Sowohl die Bundesregierung als auch die Opposition standen bei einer Kundgebung vor dem Bundeskanzleramt in der Kritik. Statt den Klimawandel überzeugend zu bekämpfen, würden Autobahnen ausgebaut und Klimagesetze abgeschwächt, hieß es. Der Schriftsteller Marc-Uwe Kling, der mit den Känguru-Chroniken bekannt wurde, forderte mehr Einsatz der Politik. Allein durch individuelle Veränderungen könne der ökologische Kollaps nicht aufgehalten werden, sagte Kling.
Deutlich weniger Teilnehmende
Die Polizei in München schätzte die Teilnehmerzahl auf etwa 2.600 Teilnehmer. In Köln hatten die Veranstalter laut Polizei 3.500 Teilnehmerinnen und Teilnehmer für einen Protestzug angemeldet, in Düsseldorf 600 und in Dortmund 400. Laut der Polizei in Hannover waren dort etwa 1.000 Demonstranten unterwegs.
Vor Beginn der Corona-Pandemie gingen in Deutschland teils Hunderttausende Menschen für den Klimaschutz auf die Straße. Inzwischen hat die Klimabewegung deutlich an Zulauf verloren.
Nach Ansicht von Simon Teune, Protestforscher an der Freien Universität Berlin, ist der Rückgang an Teilnehmenden nicht ungewöhnlich.
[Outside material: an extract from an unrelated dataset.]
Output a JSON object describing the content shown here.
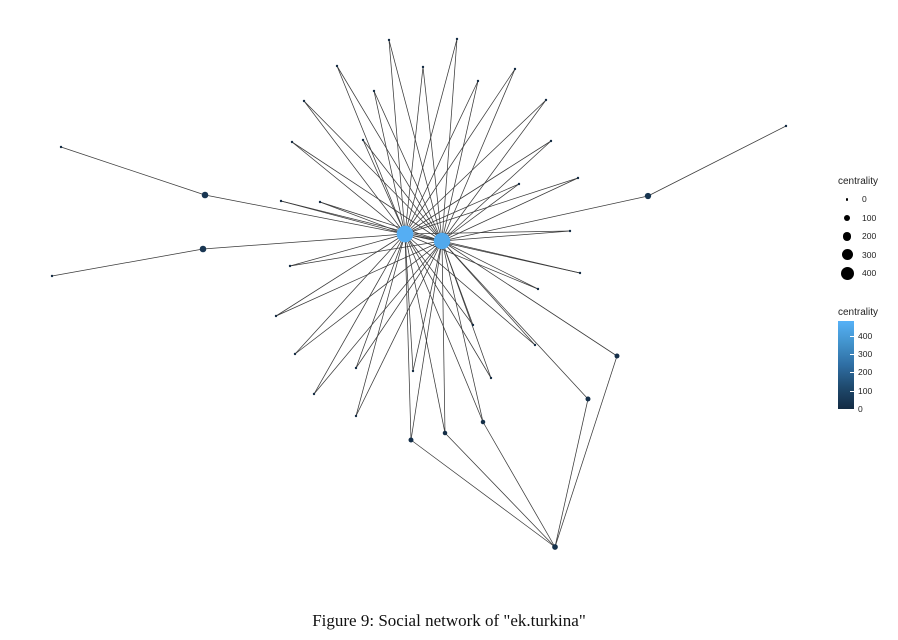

Proteste seien sehr stark von den öffentlich sichtbaren Stimmungen abhängig. In den letzten Monaten sei die AfD sehr erfolgreich damit gewesen, die anderen Parteien mit ihrer Politik vor sich herzutreiben, sagte der Wissenschaftler. Deswegen sei für die Klimakrise derzeit wenig Platz, auch wenn sie immer noch sehr präsent sei.
Andere Krisen im Vordergrund
Teune zufolge gibt es wenig, was die Protestorganisation in solch einer Situation tun kann. "Man muss weiter an den Themen dranbleiben, man kann Angebote machen." "Fridays for Future" sei sehr aktiv, indem sie etwa das Klimathema auch auf andere Themen anwende und mit Gewerkschaften zusammenarbeite.
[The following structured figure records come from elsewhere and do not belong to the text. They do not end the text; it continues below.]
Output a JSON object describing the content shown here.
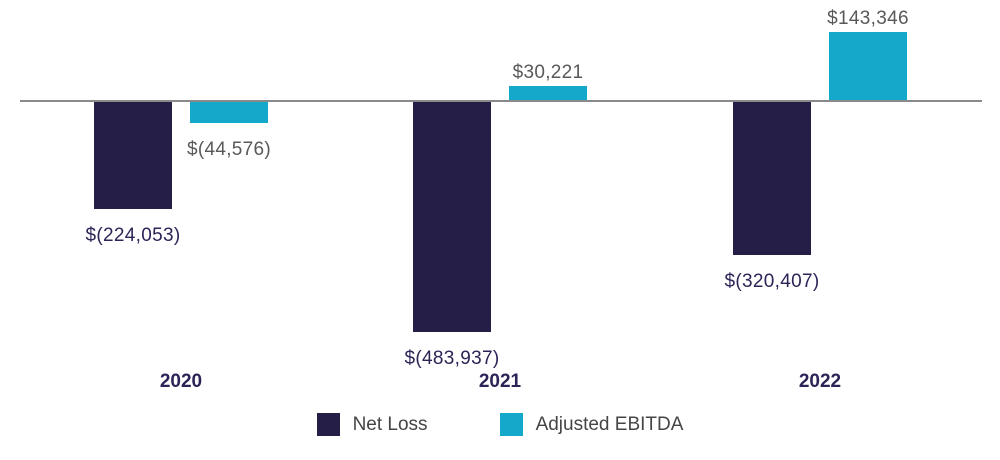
{
  "chart_data": {
    "type": "bar",
    "categories": [
      "2020",
      "2021",
      "2022"
    ],
    "series": [
      {
        "name": "Net Loss",
        "color": "#251f48",
        "label_color": "#2b2456",
        "values": [
          -224053,
          -483937,
          -320407
        ],
        "labels": [
          "$(224,053)",
          "$(483,937)",
          "$(320,407)"
        ]
      },
      {
        "name": "Adjusted EBITDA",
        "color": "#14a8cb",
        "label_color": "#58595b",
        "values": [
          -44576,
          30221,
          143346
        ],
        "labels": [
          "$(44,576)",
          "$30,221",
          "$143,346"
        ]
      }
    ],
    "title": "",
    "xlabel": "",
    "ylabel": "",
    "ylim": [
      -500000,
      160000
    ],
    "grid": false,
    "legend_position": "bottom",
    "baseline": 0
  },
  "colors": {
    "axis_line": "#8a8a8a",
    "year_label": "#2b2456",
    "legend_text": "#454547",
    "background": "#ffffff"
  }
}
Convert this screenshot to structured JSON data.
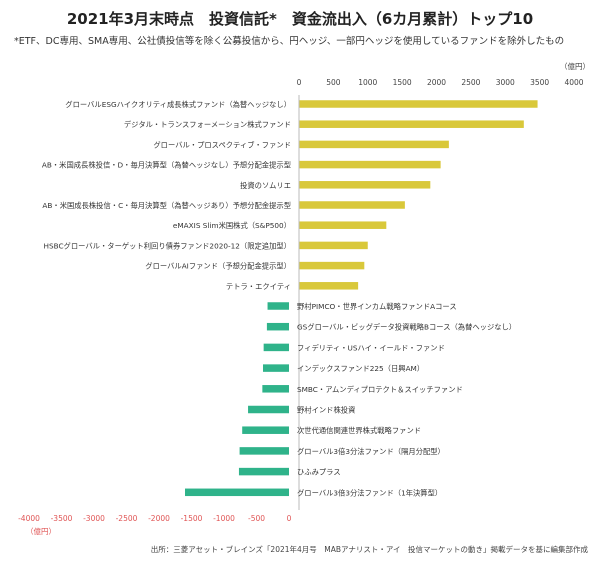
{
  "title": "2021年3月末時点　投資信託*　資金流出入（6カ月累計）トップ10",
  "subtitle": "*ETF、DC専用、SMA専用、公社債投信等を除く公募投信から、円ヘッジ、一部円ヘッジを使用しているファンドを除外したもの",
  "source": "出所：三菱アセット・ブレインズ「2021年4月号　MABアナリスト・アイ　投信マーケットの動き」掲載データを基に編集部作成",
  "colors": {
    "inflow": "#d9c83a",
    "outflow": "#2fb38a",
    "axis_top": "#444444",
    "axis_bottom": "#e05555"
  },
  "chart_data": [
    {
      "type": "bar",
      "orientation": "horizontal",
      "axis_position": "top",
      "unit_label": "（億円）",
      "xlim": [
        0,
        4000
      ],
      "ticks": [
        0,
        500,
        1000,
        1500,
        2000,
        2500,
        3000,
        3500,
        4000
      ],
      "grid": false,
      "categories": [
        "グローバルESGハイクオリティ成長株式ファンド（為替ヘッジなし）",
        "デジタル・トランスフォーメーション株式ファンド",
        "グローバル・プロスペクティブ・ファンド",
        "AB・米国成長株投信・D・毎月決算型（為替ヘッジなし）予想分配金提示型",
        "投資のソムリエ",
        "AB・米国成長株投信・C・毎月決算型（為替ヘッジあり）予想分配金提示型",
        "eMAXIS Slim米国株式（S&P500）",
        "HSBCグローバル・ターゲット利回り債券ファンド2020-12（限定追加型）",
        "グローバルAIファンド（予想分配金提示型）",
        "テトラ・エクイティ"
      ],
      "values": [
        3470,
        3270,
        2180,
        2060,
        1910,
        1540,
        1270,
        1000,
        950,
        860
      ]
    },
    {
      "type": "bar",
      "orientation": "horizontal",
      "axis_position": "bottom",
      "unit_label": "（億円）",
      "xlim": [
        -4000,
        0
      ],
      "ticks": [
        -4000,
        -3500,
        -3000,
        -2500,
        -2000,
        -1500,
        -1000,
        -500,
        0
      ],
      "grid": false,
      "categories": [
        "野村PIMCO・世界インカム戦略ファンドAコース",
        "GSグローバル・ビッグデータ投資戦略Bコース（為替ヘッジなし）",
        "フィデリティ・USハイ・イールド・ファンド",
        "インデックスファンド225（日興AM）",
        "SMBC・アムンディプロテクト＆スイッチファンド",
        "野村インド株投資",
        "次世代通信関連世界株式戦略ファンド",
        "グローバル3倍3分法ファンド（隔月分配型）",
        "ひふみプラス",
        "グローバル3倍3分法ファンド（1年決算型）"
      ],
      "values": [
        -330,
        -340,
        -390,
        -400,
        -410,
        -630,
        -720,
        -760,
        -770,
        -1600
      ]
    }
  ]
}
Nach Ansicht von Sprecherin Carla Reemtsma hat "Fridays for Future" zuletzt auch wegen anderer Krisen wie der Corona-Pandemie, dem russischen Angriffskrieg auf die Ukraine oder der Energiekrise an Zulauf bei ihren Demonstrationen verloren.
Die Bewegung mache niemandem einen Vorwurf, sich gerade mit anderen Fragen zu beschäftigen. "Gleichzeitig ist ganz klar, die Politikerinnen und Politiker sind unabhängig davon in der Verantwortung, unsere Lebensgrundlage zu schützen", sagte Reemtsma im Deutschlandfunk.
Globaler "Klimastreik"
Weltweit sind heute in zahlreichen Städten wie New York, Brüssel, Rio de Janeiro und Neu-Delhi Kundgebungen geplant.
Immer mehr Menschen seien von den Folgen der Klimakrise betroffen, hieß es im Aufruf zum Aktionstag, etwa mit Blick auf Überschwemmungen in Süddeutschland und die Brände im Amazonas.